Linq: dynamic Where clause inside a nested subquery get latest records of each group

I currently get problem to dynamic linq expression below
My Models
public class Orders
{
public int OrderId ;
public ICollection<OrderStatuses> Statuses;
}
public class Statuses
{
public int StatusId;
public int OrderId;
public string Note;
public DateTime Created;
}
My Sample data :
Orders
| ID | Name |
----------------------
| 1 | Order 01 |
| 2 | Order 02 |
| 3 | Order 03 |
Statuses
|ID | OrderId | Note | Created |
---------------------------------------
| 1 | 1 | Ordered | 2016-03-01|
| 2 | 1 | Pending | 2016-04-02|
| 3 | 1 | Completed | 2016-05-19|
| 4 | 1 | Ordered | 2015-05-19|
| 5 | 2 | Ordered | 2016-05-20|
| 6 | 2 | Completed | 2016-05-19|
| 7 | 3 | Completed | 2016-05-19|
I'd like to get number of orders which have note value equal to 'Ordered' and max created time.
Below is sample number of orders that I expect from query
| Name | Note | Last Created|
-------------------------------------|
| Order 01 | Ordered | 2016-03-01 |
| Order 02 | Ordered | 2016-05-20 |
Here my idea but it's seem to wrong way
var outer = PredicateBuilder.True<Order>();
var orders = _entities.Orders
.GroupBy(x => x.OrderId)
.Select(x => new { x.Key, Created = x.Max(g => g.Created) })
.ToArray();
var predicateStatuses = PredicateBuilder.False<Status>();
foreach (var item in orders)
{
predicateStatuses = predicateStatuses.Or(x => x.OrderId == item.Key && x.Created == item.Created);
}
var predicateOrders = PredicateBuilder.False<JobOrder>();
predicateOrders = predicateOrders.Or(predicateStatuses); (I don't how to passed expression which different object type (Order and Status) here or I have to write an extension method or something
outer = outer.And(predicateOrders);
Please suggest me how to solve this dynamic linq expression in this case.
Thanks in advance.
There's nothing dynamic about your query, at least, it doesn't need to be. You can express it as a regular query.
var query =
from o in db.Orders
join s in db.Statuses on o.Id equals s.OrderId
where s.Note == "Ordered"
orderby s.Created descending
group new { o.Name, s.Note, LastCreated = s.Created } by o.Id into g
select g.First();
p.s., your models doesn't seem to match the data at all so I'm ignoring that. Adjust as necessary.
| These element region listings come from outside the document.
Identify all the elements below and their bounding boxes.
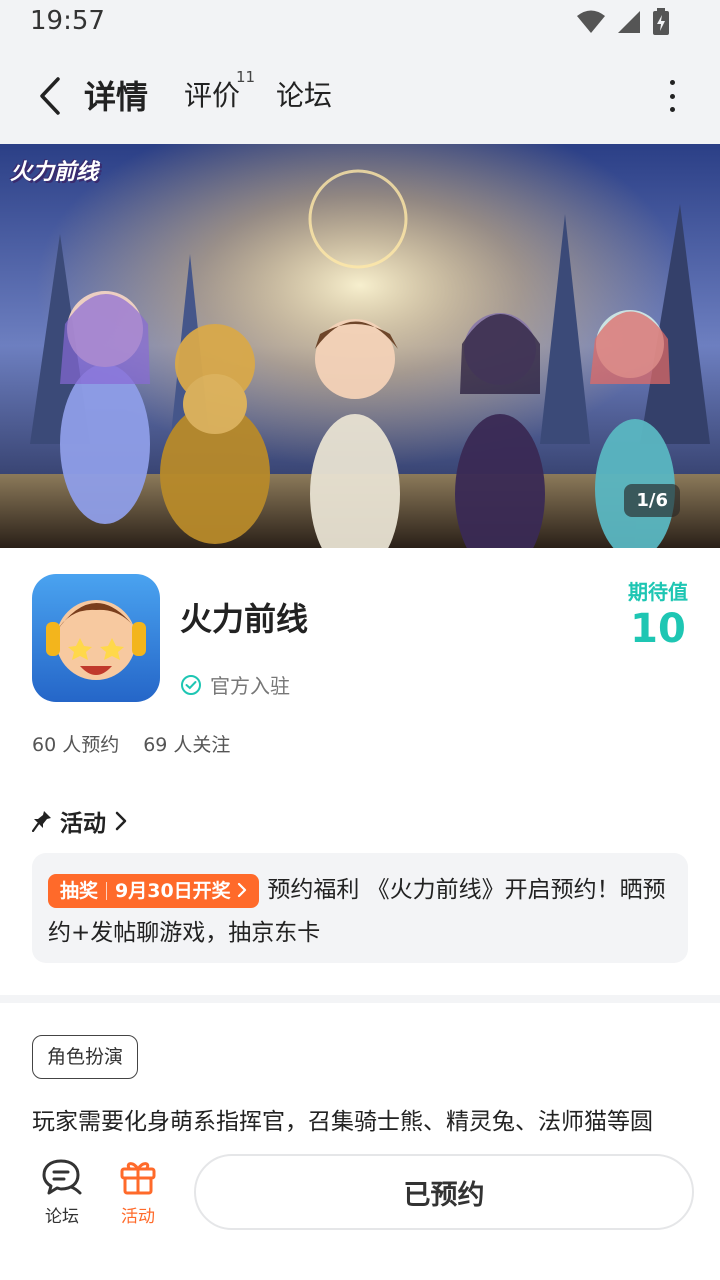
anticipation-value: 10 — [630, 606, 686, 652]
tab-reviews[interactable]: 评价 — [184, 74, 240, 114]
wifi-icon — [577, 10, 605, 33]
game-description: 玩家需要化身萌系指挥官，召集骑士熊、精灵兔、法师猫等圆 — [32, 1109, 653, 1135]
reviews-count-badge: 11 — [236, 68, 256, 86]
official-label: 官方入驻 — [210, 674, 290, 698]
activity-section-header[interactable]: 活动 — [32, 804, 128, 838]
bottom-forum-label: 论坛 — [45, 1207, 79, 1227]
bottom-action-bar: 论坛 活动 已预约 — [0, 1144, 720, 1280]
anticipation-score: 期待值 10 — [628, 576, 688, 651]
gift-icon — [120, 1162, 156, 1195]
banner-artwork — [0, 144, 720, 548]
more-options-button[interactable] — [660, 80, 684, 112]
chevron-right-icon — [115, 811, 127, 831]
follower-count: 69 人关注 — [143, 734, 231, 756]
battery-icon — [653, 8, 669, 35]
back-button[interactable] — [28, 72, 72, 120]
signal-icon — [618, 11, 640, 33]
verified-check-icon — [181, 674, 201, 695]
lottery-tag-type: 抽奖 — [60, 879, 99, 902]
status-time: 19:57 — [30, 6, 105, 36]
activity-card[interactable]: 抽奖 9月30日开奖 预约福利 《火力前线》开启预约！晒预约+发帖聊游戏，抽京东卡 — [32, 853, 688, 963]
chevron-right-icon — [238, 882, 247, 897]
status-icons — [576, 8, 670, 36]
genre-tag[interactable]: 角色扮演 — [32, 1035, 139, 1079]
tab-details[interactable]: 详情 — [84, 72, 148, 118]
pin-icon — [32, 811, 51, 832]
reservation-count: 60 人预约 — [32, 734, 120, 756]
bottom-activity-label: 活动 — [121, 1207, 155, 1227]
anticipation-label: 期待值 — [628, 580, 688, 604]
official-badge: 官方入驻 — [180, 670, 290, 699]
section-divider — [0, 995, 720, 1003]
game-info-section: 火力前线 官方入驻 期待值 10 60 人预约 69 人关注 活动 抽奖 9月30… — [0, 548, 720, 988]
lottery-tag-date: 9月30日开奖 — [115, 879, 231, 902]
bottom-activity-button[interactable]: 活动 — [108, 1158, 168, 1227]
forum-chat-icon — [42, 1159, 82, 1195]
reserved-button[interactable]: 已预约 — [194, 1154, 694, 1230]
game-app-icon — [32, 574, 160, 702]
lottery-tag: 抽奖 9月30日开奖 — [48, 873, 260, 908]
banner-page-indicator: 1/6 — [624, 484, 680, 517]
chevron-left-icon — [40, 77, 60, 115]
banner-carousel[interactable]: 火力前线 1/6 — [0, 144, 720, 548]
bottom-forum-button[interactable]: 论坛 — [32, 1158, 92, 1227]
game-stats: 60 人预约 69 人关注 — [32, 730, 230, 757]
banner-game-logo: 火力前线 — [10, 160, 99, 185]
status-bar: 19:57 — [0, 0, 720, 48]
tab-forum[interactable]: 论坛 — [276, 74, 332, 114]
activity-section-title: 活动 — [60, 811, 106, 837]
game-title: 火力前线 — [180, 600, 309, 638]
nav-bar: 详情 评价 11 论坛 — [0, 48, 720, 162]
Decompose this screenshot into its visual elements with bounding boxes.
Thanks so much for #Jeff Mercado answer. Finally, I customized your answer to solve my problem below:
var predicateStatuses = PredicateBuilder.False<Order>();
predicateStatuses = predicateStatuses.Or(p => (
from j in db.Statuses
where j.OrderId == p.ID
group j by j.OrderId into g
select g.OrderByDescending(t=>t.Created)
.FirstOrDefault()
).FirstOrDefault().Note == 'Ordered'
);